The United States now needs to re-evaluate the very meanings of power in world politics and of the associated war principles that seek victory in a warfare that is not prolonged and focused on an ineffective nation-building strategy. The principle of “Objective” states: “When undertaking any mission, commanders should have a clear understanding of the expected outcome and its impact.” Today we call it the “Endgame.” Following Clausewitz and Sun-Tzu, commanders (to include the commander in chief and his staff) need to appreciate political ends and to understand how the military conditions they might achieve can contribute to these ends. Another principle, that of the “Offensive,” states that “offensive operations are essential to maintain the freedom of action necessary for success, exploit vulnerabilities and react to rapidly changing situation and unexpected developments.”

America’s leaders should begin with Sun-Tzu’s principles concerning diplomacy. Political initiatives and agreements may be useful, they will be instructed, but prudent military preparations should never be neglected. The primary objective of every state should be to weaken enemy states without actually engaging in armed combat. This objective links the ideal of “complete victory” to a “strategy for planning offensives.” “One who cannot be victorious assumes a defensive posture; one who can be victorious, attacks. … Those who excel at defense buries themselves away below the lowest depths of Earth. Those who excel at offense move from above the greatest heights of Heaven.”

The principle of “Mass” outlines that commanders at all levels aggregate the effects of combat power in time and space to overwhelm enemies or to gain control of the situation. Time in warfare applies the elements of combat power against multiple targets simultaneously, and space concentrates the effects of different elements of combat power against a single target.

There is another section of “The Art of War” that can help the United States. This is Sun-Tzu’s repeated emphasis on the “unorthodox” or, as we prefer to call it today, unconventional warfare. We must, from a high-level strategic view, look at this current global war as combating an enemy who fights in a completely unorthodox manner, and we must fight him the very same way, but more cleverly and more effectively. We must use our full military and intellectual arsenal as a super power to bring victory sooner rather than later. And this can be done only with a specific endgame in mind, and with a corollary commitment to victory.
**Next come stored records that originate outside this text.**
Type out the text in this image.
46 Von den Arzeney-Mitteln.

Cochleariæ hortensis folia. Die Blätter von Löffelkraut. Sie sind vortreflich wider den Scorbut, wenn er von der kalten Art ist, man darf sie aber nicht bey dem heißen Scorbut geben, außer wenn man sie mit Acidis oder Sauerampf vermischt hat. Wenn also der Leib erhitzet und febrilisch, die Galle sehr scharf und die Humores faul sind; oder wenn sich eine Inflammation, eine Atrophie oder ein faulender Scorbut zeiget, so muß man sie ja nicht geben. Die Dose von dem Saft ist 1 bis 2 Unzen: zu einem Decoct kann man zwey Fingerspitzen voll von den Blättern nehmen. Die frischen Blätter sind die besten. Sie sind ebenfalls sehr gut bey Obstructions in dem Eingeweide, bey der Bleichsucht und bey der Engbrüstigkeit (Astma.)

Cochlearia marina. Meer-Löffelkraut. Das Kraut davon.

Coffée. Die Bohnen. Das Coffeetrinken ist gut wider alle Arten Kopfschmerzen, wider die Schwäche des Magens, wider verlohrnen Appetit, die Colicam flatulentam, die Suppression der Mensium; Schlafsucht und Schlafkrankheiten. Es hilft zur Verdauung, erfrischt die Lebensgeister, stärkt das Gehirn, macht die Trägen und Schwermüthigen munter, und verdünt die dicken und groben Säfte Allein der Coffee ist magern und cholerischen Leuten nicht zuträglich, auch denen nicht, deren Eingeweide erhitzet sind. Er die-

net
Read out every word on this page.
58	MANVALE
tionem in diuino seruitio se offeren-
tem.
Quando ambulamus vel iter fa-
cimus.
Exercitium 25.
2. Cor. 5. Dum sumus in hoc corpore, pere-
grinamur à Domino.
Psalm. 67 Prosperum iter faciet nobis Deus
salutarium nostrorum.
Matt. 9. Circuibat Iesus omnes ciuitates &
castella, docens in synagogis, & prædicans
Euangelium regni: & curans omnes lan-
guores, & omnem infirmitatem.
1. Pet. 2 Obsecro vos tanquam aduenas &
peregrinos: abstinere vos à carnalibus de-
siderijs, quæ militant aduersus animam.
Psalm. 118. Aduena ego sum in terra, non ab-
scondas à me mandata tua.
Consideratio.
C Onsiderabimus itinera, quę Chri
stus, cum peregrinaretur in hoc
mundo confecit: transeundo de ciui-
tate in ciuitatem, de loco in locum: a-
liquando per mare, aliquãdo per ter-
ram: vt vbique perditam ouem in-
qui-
Drawn from the conflation of thought that crystallized as Taoism, the ancient strategist observes: “… in battle, one engages with the orthodox and gains victory through the unorthodox.” In an especially complex passage, Sun-Tzu discusses how the orthodox may be used in unorthodox ways, while an orthodox attack may be unorthodox when it is unexpected. Taken seriously by our strategic planners, this passage could represent a subtle tool for strategic and tactical implementation, one that might purposefully exploit an enemy state’s particular matrix of military expectations.

For the United States, the “unorthodox” should now be fashioned not only on the battlefield, but also long before the battle. Indeed, to prevent the most dangerous forms of battle, which would be expressions of all-out unconventional warfare, the United States should examine a number of promising new postures. These postures would focus upon a reasoned shift from an image of “orthodox” rationality to one of somewhat “unorthodox” irrationality. This is what the late American nuclear strategist Herman Kahn once called the “rationality of pretended irrationality.” For now, every enemy state knows pretty much exactly how the United States will initiate and conduct war. If, however, the United States did not always signal perfect rationality to its enemies – that is, that its actions (defensive and offensive) were not always completely measured and predictable – it could significantly enhance both its overall deterrence posture and its capacity to carry out certain pre-emption options. These same lessons now apply to diplomacy and politics, which are all too often mired in entirely predictable and, in many cases now, unpredictable U.S. policies.